The songwriters registered with GEMA, Bono Beau and Olaf Utan, are also word plays made up of "Bonobo" and "Orangutan", too.

"Menschen Leben Tanzen Welt" was recorded at Studio Debussy in Essen. Audio mixing was done at Klangwelt Studio, also in Essen. Böhmermann's aim is that the song will win the Echo Award 2018. All revenues will go to the Rheinische Musikschule in Cologne.

==Music and content==
"Menschen Leben Tanzen Welt" is composed in verse–chorus form with content from different, randomly combined text fragments. Böhmermann says that the words in the title Menschen (English: people), Leben (life), Tanzen (dance) and Welt (world) describe the four most-used themes in German pop music.

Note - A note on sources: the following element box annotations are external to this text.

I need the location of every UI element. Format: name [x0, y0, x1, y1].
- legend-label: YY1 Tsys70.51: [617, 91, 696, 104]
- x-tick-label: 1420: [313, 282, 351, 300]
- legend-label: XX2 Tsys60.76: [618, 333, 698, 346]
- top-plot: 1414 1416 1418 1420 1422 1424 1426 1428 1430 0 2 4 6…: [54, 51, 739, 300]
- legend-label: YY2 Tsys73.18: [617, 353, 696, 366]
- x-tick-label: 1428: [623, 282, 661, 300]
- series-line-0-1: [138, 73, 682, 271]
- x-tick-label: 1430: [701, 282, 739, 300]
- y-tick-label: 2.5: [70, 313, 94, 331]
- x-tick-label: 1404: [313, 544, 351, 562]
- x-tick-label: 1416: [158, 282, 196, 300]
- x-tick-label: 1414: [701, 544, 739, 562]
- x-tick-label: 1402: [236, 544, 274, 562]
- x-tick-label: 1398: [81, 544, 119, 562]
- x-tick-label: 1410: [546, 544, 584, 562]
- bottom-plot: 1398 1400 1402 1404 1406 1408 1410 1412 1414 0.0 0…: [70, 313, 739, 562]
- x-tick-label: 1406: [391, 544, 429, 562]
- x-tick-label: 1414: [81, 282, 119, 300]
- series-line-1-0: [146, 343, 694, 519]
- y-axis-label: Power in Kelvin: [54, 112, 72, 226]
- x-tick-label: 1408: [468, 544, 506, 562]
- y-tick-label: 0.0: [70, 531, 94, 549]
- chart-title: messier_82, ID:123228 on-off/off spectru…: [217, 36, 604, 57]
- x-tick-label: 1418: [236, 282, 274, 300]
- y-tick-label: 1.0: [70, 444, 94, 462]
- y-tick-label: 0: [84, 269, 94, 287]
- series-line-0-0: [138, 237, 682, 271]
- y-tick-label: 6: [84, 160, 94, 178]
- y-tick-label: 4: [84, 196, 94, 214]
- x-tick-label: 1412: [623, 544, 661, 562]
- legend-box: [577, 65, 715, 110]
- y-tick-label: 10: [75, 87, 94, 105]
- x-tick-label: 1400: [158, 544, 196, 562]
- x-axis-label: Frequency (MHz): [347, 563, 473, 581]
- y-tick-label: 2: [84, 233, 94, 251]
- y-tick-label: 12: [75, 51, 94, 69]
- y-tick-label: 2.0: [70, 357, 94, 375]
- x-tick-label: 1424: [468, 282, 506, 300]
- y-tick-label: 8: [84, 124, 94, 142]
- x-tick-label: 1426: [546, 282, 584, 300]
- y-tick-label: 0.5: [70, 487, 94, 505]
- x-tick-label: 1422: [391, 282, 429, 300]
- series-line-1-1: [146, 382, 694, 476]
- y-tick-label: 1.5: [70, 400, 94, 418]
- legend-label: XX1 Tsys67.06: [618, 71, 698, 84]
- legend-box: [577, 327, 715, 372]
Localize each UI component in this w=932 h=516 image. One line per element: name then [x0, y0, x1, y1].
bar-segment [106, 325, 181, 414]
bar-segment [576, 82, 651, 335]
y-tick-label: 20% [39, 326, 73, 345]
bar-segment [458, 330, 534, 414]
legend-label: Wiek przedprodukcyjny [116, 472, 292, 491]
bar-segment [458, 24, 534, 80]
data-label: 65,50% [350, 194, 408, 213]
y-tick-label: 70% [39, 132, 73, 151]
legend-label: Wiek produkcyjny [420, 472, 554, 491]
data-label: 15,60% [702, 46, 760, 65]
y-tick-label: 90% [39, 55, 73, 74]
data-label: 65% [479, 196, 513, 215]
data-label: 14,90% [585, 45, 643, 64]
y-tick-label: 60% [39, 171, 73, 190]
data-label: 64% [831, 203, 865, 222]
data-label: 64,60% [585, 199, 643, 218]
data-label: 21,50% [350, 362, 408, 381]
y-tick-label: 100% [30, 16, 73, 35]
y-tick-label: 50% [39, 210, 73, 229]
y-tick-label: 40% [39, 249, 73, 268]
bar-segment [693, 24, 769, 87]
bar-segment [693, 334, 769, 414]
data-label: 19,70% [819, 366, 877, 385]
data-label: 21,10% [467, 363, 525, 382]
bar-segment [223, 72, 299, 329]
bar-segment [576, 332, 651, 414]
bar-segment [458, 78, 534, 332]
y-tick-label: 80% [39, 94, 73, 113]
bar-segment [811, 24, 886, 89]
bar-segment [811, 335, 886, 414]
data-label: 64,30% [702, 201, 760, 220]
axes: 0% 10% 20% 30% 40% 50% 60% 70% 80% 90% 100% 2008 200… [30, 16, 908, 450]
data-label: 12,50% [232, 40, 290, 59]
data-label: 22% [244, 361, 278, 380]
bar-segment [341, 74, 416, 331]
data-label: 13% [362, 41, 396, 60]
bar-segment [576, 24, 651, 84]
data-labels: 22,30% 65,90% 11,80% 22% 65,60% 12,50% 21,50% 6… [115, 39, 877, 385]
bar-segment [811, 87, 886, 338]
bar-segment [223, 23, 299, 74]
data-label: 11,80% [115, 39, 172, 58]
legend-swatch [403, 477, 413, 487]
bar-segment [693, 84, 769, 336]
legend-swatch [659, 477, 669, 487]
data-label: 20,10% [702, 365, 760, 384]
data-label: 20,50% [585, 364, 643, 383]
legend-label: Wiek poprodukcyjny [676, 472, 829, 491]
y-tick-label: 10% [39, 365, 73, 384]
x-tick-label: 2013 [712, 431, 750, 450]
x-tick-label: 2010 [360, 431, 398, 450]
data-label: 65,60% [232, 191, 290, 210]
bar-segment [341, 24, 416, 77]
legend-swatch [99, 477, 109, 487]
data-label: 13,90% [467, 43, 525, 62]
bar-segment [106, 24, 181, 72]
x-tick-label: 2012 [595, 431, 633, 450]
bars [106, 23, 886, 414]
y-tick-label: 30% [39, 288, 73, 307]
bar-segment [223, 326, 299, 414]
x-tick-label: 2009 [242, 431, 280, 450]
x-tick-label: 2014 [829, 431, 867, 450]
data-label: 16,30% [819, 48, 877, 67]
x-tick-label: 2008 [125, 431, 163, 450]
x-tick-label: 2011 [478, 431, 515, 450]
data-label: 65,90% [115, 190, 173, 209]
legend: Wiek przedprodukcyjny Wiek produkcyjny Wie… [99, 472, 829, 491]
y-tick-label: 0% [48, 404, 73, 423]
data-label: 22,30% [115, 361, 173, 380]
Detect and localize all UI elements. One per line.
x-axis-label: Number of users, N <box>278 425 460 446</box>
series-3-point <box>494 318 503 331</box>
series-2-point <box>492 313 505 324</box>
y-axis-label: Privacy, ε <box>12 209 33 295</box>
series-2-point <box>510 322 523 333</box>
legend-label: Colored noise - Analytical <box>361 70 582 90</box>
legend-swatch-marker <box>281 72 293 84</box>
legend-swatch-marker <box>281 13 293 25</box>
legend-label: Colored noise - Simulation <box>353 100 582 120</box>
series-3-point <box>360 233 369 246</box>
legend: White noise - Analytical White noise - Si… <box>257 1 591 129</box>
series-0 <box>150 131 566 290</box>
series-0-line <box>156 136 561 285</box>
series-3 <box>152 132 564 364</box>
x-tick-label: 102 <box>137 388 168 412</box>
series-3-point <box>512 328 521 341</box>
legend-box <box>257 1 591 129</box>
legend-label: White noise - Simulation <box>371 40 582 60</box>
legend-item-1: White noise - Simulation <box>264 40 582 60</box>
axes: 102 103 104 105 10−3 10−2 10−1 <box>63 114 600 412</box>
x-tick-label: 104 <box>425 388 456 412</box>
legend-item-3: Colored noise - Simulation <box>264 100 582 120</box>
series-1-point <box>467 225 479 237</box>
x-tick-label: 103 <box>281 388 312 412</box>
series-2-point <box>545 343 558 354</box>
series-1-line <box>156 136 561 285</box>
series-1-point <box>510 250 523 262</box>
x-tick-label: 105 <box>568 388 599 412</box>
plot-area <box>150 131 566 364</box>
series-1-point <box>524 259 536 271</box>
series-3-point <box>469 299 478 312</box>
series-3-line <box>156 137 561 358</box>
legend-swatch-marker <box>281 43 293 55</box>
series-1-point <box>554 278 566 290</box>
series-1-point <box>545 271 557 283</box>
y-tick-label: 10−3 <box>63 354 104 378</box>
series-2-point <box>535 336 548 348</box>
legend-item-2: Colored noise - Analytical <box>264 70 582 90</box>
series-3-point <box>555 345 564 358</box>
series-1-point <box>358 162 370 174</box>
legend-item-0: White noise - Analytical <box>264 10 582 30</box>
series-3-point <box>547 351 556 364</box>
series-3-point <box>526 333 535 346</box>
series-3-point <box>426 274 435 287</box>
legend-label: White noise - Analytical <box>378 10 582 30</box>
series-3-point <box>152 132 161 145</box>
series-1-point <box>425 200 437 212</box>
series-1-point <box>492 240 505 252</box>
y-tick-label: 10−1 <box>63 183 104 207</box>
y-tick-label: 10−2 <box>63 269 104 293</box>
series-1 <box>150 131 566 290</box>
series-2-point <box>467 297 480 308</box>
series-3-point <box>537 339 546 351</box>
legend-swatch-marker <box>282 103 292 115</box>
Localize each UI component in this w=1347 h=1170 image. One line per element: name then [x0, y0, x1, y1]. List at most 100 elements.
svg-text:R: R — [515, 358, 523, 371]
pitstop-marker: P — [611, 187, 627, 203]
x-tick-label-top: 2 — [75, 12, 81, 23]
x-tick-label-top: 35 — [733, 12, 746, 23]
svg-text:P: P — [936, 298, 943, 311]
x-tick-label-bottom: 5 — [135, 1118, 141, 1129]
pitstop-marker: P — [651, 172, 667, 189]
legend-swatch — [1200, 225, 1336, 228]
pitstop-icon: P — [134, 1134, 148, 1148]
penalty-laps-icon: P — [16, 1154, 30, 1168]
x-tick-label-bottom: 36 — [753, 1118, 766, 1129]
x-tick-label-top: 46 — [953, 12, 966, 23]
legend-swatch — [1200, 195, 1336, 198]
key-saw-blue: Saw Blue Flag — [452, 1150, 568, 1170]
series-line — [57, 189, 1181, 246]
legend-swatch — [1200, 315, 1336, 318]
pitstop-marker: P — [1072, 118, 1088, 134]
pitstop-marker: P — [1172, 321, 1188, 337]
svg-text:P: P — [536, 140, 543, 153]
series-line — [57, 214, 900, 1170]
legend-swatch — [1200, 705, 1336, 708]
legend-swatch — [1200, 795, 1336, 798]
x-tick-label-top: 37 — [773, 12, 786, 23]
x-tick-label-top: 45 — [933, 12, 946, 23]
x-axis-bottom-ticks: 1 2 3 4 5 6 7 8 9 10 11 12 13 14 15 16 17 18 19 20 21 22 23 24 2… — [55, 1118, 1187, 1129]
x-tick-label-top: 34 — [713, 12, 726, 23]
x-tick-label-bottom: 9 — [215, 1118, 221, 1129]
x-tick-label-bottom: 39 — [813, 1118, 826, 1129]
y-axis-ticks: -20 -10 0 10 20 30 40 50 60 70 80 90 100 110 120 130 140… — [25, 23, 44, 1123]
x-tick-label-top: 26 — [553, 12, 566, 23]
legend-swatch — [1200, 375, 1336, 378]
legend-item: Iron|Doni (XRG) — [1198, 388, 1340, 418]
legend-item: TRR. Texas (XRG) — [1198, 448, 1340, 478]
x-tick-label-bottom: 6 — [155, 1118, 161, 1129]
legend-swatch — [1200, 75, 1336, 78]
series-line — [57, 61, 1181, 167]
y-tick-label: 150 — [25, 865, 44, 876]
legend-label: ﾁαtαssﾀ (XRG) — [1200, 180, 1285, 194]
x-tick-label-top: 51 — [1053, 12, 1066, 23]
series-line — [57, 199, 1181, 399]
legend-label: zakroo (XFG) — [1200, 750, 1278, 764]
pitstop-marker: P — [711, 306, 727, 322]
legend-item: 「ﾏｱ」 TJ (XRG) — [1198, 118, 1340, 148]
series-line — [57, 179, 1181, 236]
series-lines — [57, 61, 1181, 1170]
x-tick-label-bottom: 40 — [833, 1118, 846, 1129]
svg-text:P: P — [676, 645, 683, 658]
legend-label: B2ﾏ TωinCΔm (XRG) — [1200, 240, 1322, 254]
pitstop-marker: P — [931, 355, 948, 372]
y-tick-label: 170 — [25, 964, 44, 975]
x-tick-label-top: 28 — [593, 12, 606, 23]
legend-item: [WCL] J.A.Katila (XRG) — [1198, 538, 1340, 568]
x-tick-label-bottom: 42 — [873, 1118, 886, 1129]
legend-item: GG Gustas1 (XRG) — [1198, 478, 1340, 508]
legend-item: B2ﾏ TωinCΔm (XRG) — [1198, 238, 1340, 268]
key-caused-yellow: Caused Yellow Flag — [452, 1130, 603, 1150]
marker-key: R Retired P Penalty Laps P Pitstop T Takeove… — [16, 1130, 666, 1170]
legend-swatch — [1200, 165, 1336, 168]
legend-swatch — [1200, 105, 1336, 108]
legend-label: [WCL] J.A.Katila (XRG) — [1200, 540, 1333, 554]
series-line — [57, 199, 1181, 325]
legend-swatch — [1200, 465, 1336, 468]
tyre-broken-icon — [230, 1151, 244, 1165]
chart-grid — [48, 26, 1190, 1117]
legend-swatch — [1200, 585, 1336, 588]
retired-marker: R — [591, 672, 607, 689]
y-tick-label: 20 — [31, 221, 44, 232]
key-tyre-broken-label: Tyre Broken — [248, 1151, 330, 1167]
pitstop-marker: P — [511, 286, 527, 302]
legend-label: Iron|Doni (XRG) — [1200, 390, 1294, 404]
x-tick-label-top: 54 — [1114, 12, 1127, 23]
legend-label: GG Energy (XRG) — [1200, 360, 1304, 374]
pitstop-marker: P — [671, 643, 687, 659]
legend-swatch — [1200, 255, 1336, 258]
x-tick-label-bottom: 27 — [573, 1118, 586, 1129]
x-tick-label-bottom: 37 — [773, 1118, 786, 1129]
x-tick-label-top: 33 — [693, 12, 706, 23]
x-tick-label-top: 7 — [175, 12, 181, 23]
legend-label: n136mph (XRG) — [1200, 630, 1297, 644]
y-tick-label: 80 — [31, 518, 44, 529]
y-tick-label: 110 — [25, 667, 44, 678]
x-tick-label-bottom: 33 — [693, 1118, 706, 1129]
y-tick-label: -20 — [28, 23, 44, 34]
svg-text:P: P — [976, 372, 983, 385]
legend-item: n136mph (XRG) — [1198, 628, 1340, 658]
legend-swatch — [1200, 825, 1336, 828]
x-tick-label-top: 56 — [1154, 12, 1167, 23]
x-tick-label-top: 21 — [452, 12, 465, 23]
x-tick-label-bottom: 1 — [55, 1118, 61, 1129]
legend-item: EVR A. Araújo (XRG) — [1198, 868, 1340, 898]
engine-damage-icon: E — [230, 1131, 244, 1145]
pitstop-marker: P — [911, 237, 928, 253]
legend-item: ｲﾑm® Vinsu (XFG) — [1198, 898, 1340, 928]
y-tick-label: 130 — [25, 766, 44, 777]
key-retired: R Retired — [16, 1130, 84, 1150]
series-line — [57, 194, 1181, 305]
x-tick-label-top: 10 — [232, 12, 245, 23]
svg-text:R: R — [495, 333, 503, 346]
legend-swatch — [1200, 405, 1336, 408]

In addition, the chorus uses the lyrics "Oh oh eh oh oh" to make remembering and singing along to the song easier.

== Reception and reactions ==
The media responded positively to "Menschen Leben Tanzen Welt". Stern wrote: "you cannot illustrate the state of German pop music in 2017 any better than with a song that was written in such a short time and composed by apes." In a review which discusses the satirical vein of the song, Musikexpress claims that the song is the most emotional one you can listen to today and is unusually catchy.

The singer of the German band Die Toten Hosen, Campino, said during the 2017 Echo Award Ceremony in a reference to the video: "It's better to be uncool than a cool asshole, who cannot be constructive in any way." He also talked about the "Böhmermann Zeitgeist banter". Böhmermann responded on his Facebook page, still impersonating a rising young musician, with empty phrases and quotes from songs of German pop poets and Die Toten Hosen. Max Giesinger says that he "can see the humour in the video."

==Commercial success==
Shortly after its release, "Menschen Leben Tanzen Welt" temporarily reached number one on the German iTunes- and Amazon-charts. One day later, the song entered the official German charts in 84th place. In its second week on the charts, it broke into the top ten reaching 10th place. It is Böhmermann's second top ten success in Germany following "Ich hab Polizei". During its third week on the charts, "Menschen Leben Tanzen Welt" dropped to 33rd place and was not listed in the charts after that. The Ö3 Austria Top 40 charts listed the song in 46th place for one week.

| Charts | Highest Ranking | Weeks |
|---|---|---|
| Germany | 10 | 3 |
| Austria | 46 | 1 |

== Music video ==
The video for "Menschen Leben Tanzen Welt" shows Böhmermann singing while dressed similarly to Max Giesinger in his video for "Wenn sie tanzt". This is interrupted by sections of stock footage film material. Another element is the aggressive product placement of an imaginary soft drink brand Glump.